C’est ce qui étonna, c’est ce que l’on prit pour de l’inconvenance. Entre sa peinture et le spectateur, Flaubert avait interposé une loupe ; le spectateur regarda et crut voir des monstres là où il n’y avait que des créatures humaines semblables à lui. Une goutte d’eau vue au microscope à gaz est un océan où grouillent des animaux formidables : ce n’est cependant qu’une goutte d’eau où se promènent quelques infusoires. C’est le talent de Flaubert qui avait créé l’illusion ; la sottise publique ne s’en aperçut pas. On alla plus loin : la Revue de Paris fut dénoncée comme outrageant les bonnes mœurs et la religion. »
Maxime Du Camp, Souvenirs littéraires – 1882-1883*, Hachette et Cie, 1883.

2/ La profondeur et la clarté
« L’appareil de photo doit beaucoup de sa séduction au diaphragme à iris qui ajoute au trou rond de l’objectif un organe délicat, subtil et d’une vivante ingéniosité. C’est une corolle de lames métalliques qu’on peut éloigner ou rapprocher de son centre, augmentant ou diminuant ainsi l’ouverture utile de l’objectif. Il y a de la rose dans ce dispositif, une rose qu’on peut à volonté fermer ou épanouir. Il y a aussi là du sphincter et, en le voyant se serrer ou se relâcher derrière la lentille de l’objectif, on pense vaguement paupière, lèvre, anus.
Ce n’est pas tout. A cette troublante anatomie, le diaphragme ajoute une physiologie d’une très vaste et magique portée. Car tous les photographes savent qu’en fermant le diaphragme on diminue l’entrée de la lumière dans la chambre noire, mais qu’on augmente en revanche la profondeur de champ.
Inversement, en augmentant son diamètre, on perd en profondeur ce qu’on gagne en clarté.
Rien de plus universel en vérité que ce dilemme qui oppose profondeur et clarté, et oblige à sacrifier l’une pour posséder l’autre. On appartient à l’un ou l’autre de deux types d’esprits opposés selon que l’on choisit la clarté superficielle ou la profondeur obscure. “Le défaut majeur des Français, disait mon maître Éric Weil, c’est la fausse clarté ; celui des Allemands, c’est la fausse profondeur.

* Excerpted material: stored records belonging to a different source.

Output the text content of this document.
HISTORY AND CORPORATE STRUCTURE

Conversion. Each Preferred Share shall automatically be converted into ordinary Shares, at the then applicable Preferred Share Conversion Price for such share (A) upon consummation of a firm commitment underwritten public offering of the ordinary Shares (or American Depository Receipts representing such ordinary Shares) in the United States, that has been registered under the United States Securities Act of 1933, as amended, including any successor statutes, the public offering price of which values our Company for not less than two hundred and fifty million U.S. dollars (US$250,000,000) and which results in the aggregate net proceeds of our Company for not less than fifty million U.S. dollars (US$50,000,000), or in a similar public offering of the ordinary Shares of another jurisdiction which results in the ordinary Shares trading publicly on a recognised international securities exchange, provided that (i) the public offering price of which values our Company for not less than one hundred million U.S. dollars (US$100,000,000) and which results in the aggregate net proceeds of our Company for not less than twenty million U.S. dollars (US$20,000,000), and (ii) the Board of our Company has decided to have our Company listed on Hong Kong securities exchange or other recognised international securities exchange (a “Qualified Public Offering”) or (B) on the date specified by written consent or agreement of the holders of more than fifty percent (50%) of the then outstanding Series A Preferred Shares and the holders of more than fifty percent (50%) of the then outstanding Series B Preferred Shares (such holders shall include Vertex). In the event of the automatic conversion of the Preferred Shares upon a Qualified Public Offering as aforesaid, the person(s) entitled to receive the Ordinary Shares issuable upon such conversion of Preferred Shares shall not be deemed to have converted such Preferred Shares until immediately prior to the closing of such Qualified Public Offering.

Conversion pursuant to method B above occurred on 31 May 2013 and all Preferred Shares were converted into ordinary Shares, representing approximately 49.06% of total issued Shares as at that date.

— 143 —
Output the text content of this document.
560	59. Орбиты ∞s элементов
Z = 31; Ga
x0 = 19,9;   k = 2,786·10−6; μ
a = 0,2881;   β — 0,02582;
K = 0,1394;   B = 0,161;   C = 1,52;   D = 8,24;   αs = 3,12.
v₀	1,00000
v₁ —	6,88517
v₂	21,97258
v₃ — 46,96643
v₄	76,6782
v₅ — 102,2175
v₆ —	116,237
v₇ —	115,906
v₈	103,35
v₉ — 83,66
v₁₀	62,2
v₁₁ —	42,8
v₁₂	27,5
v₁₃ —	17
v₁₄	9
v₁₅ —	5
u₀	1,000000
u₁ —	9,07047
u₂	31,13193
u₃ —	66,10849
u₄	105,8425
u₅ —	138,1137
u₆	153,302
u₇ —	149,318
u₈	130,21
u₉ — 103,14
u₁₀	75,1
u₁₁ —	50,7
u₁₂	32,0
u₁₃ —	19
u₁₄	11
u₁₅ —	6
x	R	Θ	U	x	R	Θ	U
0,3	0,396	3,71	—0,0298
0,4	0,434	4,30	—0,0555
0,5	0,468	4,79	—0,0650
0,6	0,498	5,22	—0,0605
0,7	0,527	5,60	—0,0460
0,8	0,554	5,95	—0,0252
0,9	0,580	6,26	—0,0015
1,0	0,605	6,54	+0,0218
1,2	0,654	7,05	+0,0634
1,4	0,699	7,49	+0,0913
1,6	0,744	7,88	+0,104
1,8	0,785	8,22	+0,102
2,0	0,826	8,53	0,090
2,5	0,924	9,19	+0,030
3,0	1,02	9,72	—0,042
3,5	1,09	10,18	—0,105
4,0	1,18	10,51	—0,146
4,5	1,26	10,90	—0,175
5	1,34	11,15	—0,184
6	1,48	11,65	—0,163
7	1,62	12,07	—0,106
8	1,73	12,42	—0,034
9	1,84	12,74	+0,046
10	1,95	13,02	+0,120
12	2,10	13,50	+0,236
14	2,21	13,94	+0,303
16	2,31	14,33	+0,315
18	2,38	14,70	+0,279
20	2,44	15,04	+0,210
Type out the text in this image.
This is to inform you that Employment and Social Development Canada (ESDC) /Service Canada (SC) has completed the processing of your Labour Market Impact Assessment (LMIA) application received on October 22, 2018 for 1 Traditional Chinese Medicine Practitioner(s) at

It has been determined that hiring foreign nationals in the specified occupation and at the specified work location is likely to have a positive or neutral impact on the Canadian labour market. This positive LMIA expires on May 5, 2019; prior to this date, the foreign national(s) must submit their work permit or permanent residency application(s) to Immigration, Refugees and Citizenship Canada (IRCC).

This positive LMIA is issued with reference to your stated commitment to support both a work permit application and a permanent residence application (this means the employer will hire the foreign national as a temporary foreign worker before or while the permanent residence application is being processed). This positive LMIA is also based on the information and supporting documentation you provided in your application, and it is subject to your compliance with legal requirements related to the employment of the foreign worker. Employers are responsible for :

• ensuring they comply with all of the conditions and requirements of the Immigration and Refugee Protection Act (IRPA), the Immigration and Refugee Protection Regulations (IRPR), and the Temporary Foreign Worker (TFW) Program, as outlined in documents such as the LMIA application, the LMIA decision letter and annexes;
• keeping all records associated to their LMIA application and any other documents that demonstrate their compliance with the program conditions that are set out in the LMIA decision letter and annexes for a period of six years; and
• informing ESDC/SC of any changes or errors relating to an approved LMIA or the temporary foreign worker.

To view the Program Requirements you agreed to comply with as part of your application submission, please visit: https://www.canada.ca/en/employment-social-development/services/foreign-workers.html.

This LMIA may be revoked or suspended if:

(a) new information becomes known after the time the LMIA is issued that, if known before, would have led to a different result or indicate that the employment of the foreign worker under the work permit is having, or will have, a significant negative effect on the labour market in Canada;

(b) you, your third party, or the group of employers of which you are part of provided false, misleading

C’est naturellement dans le portrait que l’option devient la plus urgente. En diaphragmant plus ou moins, on donne plus ou moins d’importance aux plans éloignés qui se trouvent derrière le sujet, et tout ce qui est accordé d’attention à ces arrière-plans est refusé au sujet portraituré. Si la Joconde avait été photographiée par Léonard de Vinci, il aurait à coup sûr fermé son diaphragme au maximum – un trou d’aiguille – puisque, derrière ce visage au sourire célèbre, on distingue parfaitement un lointain paysage avec ses rocailles, ses arbres et ses lacs. Encore faut-il que ce “fond” — qu’il soit rural ou urbain, intime ou architectural – ait une existence propre et ne se réduise pas à quelques attributs attachés symboliquement à une figure humaine centrale, comme par exemple les arbres du Paradis flanquant le couple Adam et Ève, ou le château dont la silhouette crénelée se découpe derrière le portrait d’un seigneur.
Il faut au contraire qu’il ait une présence autonome assez forte pour concurrencer celle du ou des personnages, menacés à la limite d’être avalés par le paysage où ils ne joueront plus que le rôle modeste d’éléments humains à côté de la faune et de la flore.
Dès lors, la présence ou l’absence d’un décor d’arrière-plan prend une signification de vaste portée dont on retrouve l’équivalent en littérature, voire dans les sciences humaines. Car il n’est pas indifférent dans un roman que le héros soit décrit en lui-même, abstraction faite de ses origines ou de son milieu, sur fond indifférencié – à diaphragme ouvert -, ou au contraire à diaphragme fermé, replacé dans un ensemble socio-historique dont il est solidaire et où il puise sa signification. Si l’on parcourt les grands romanciers français du XIXe siècle – Stendhal, Balzac, Flaubert, Hugo, Maupassant, Zola -, on constate que l’ouverture du diaphragme varie de l’un à l’autre et qu’elle a très grossièrement tendance à diminuer. Le personnage présenté par Stendhal sans son milieu ou en contradiction avec ses origines — Julien Sorel — s’y intègre au contraire profondément avec Zola pour n’être plus qu’une des données du milieu social, lequel constitue le véritable sujet de l’étude romanesque. Stendhal : F 4 ; Zola : F 16. »
Michel Tournier, “Diaphragme” dans Des clefs et des serrures, éditions du Chêne, 1979.
* Dans ses Souvenirs littéraires relatifs à Flaubert, Maxime Du Camp trace un sévère portrait de Louise Colet dite “la Muse” dont Gustave s’enticha à ses risques et périls…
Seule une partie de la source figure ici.